The detailed accounts of the rampage that killed U.S. Ambassador Chris Stevens and three other Americans came as the Libyan government said four people suspected in the attacks had been arrested and more were being sought.
In Washington, U.S. officials briefed on the investigation said the Libyan-based militant group Ansar al Sharia is the leading suspect for carrying out the violence, possibly with help from al-Qaida's main African-based offshoot, al-Qaida in the Islamic Maghreb.
Eastern Libya's deputy interior minister, Wanis el-Sharef, said the attack in Benghazi was two-pronged. Hours after the crowd stormed the consulate Tuesday night, the militants raided a safe house just as U.S. and Libyan security arrived to evacuate the staff.

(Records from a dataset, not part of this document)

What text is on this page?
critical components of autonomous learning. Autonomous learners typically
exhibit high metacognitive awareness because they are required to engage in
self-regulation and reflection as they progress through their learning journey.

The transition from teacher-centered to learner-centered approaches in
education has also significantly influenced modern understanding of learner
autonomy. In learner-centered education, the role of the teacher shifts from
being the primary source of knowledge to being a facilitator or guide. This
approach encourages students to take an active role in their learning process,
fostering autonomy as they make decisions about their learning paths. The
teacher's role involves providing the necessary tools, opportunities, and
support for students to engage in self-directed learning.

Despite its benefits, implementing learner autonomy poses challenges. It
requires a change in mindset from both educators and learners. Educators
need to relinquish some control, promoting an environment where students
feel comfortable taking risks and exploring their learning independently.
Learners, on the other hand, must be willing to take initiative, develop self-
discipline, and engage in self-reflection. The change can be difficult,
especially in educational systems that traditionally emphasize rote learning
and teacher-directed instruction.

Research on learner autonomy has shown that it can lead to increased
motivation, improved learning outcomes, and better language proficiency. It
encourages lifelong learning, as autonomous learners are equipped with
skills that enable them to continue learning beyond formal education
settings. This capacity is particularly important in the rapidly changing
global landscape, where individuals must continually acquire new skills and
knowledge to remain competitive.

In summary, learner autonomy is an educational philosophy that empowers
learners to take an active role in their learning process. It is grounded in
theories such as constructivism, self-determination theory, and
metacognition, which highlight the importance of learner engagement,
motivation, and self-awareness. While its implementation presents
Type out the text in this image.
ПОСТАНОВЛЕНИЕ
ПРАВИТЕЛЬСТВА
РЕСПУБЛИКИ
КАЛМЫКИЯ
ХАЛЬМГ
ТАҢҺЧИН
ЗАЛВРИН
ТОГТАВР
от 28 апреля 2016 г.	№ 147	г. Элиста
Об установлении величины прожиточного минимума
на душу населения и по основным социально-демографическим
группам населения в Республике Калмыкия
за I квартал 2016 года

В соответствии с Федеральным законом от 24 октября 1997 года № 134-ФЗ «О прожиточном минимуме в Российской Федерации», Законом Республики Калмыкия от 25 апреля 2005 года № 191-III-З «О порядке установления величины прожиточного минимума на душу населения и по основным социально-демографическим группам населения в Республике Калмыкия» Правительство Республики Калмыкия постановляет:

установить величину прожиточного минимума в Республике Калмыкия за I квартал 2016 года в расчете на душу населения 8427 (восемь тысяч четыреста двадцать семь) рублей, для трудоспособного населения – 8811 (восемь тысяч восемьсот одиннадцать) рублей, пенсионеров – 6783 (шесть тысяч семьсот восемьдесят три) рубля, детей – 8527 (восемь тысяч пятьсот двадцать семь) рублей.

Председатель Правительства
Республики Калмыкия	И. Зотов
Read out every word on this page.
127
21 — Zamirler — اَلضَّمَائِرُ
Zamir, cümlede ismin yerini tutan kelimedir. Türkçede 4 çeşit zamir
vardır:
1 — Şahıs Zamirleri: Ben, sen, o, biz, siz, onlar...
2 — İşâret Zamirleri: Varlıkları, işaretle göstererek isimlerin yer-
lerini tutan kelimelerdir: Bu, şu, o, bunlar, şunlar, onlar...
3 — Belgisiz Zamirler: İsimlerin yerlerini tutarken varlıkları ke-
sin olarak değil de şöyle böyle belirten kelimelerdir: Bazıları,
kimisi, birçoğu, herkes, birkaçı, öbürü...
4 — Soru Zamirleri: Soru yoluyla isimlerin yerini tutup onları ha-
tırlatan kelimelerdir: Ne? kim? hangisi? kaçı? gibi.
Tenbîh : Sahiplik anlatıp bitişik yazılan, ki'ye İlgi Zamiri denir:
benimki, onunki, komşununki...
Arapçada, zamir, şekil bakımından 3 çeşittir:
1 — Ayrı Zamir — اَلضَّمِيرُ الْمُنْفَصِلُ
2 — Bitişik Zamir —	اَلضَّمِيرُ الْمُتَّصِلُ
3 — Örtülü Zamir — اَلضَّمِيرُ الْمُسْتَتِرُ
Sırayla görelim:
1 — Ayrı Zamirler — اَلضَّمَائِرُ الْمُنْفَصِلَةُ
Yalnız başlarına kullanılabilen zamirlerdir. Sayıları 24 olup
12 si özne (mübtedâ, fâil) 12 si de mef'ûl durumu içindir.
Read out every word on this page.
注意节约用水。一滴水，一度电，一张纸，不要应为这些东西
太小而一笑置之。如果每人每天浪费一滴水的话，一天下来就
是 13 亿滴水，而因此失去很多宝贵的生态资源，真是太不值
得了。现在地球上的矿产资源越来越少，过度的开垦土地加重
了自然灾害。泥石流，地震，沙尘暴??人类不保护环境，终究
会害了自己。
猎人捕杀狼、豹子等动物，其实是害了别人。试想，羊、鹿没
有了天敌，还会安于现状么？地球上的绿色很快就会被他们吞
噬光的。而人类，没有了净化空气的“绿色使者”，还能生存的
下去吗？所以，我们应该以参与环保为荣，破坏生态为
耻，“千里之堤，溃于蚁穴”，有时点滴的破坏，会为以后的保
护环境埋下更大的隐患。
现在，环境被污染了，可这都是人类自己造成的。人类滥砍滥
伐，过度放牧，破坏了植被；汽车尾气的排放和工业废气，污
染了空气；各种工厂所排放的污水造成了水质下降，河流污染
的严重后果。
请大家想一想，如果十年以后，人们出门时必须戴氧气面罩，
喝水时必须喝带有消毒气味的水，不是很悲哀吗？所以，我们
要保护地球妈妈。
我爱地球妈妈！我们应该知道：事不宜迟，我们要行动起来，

Also killed in the attack were information management officer Sean Smith, private security guard Glen Doherty and Tyrone Woods, a former Navy SEAL who has protectedAmerican diplomatic personnel in dangerous posts from Central America to the Middle East since 2010.
Stevens and one of the other Americans were killed during the initial violence, as plainclothes Libyan security were moving the consulate's staff to the safe house about a mile away, el-Sharef said. The ambassador probably died of asphyxiation after a grenade explosion that started a fire, he said.
The second assault several hours later targeted the safe house, a villa inside the grounds of the city's equestrian club, killing the two other Americans and wounding a number of Libyans and Americans. That the attackers knew the safe house's location suggests a "spy" inside the security forces tipped them off, el-Sharef said.
U.S. officials have not confirmed el-Sharef's account. They have spoken of an attack on the consulate's annex that killed two Americans, but said their report was still preliminary.
The U.S. officials have said Stevens became separated from others during an evacuation and staffers and security who tried to find him were forced to flee because of flames, smoke and gunfire.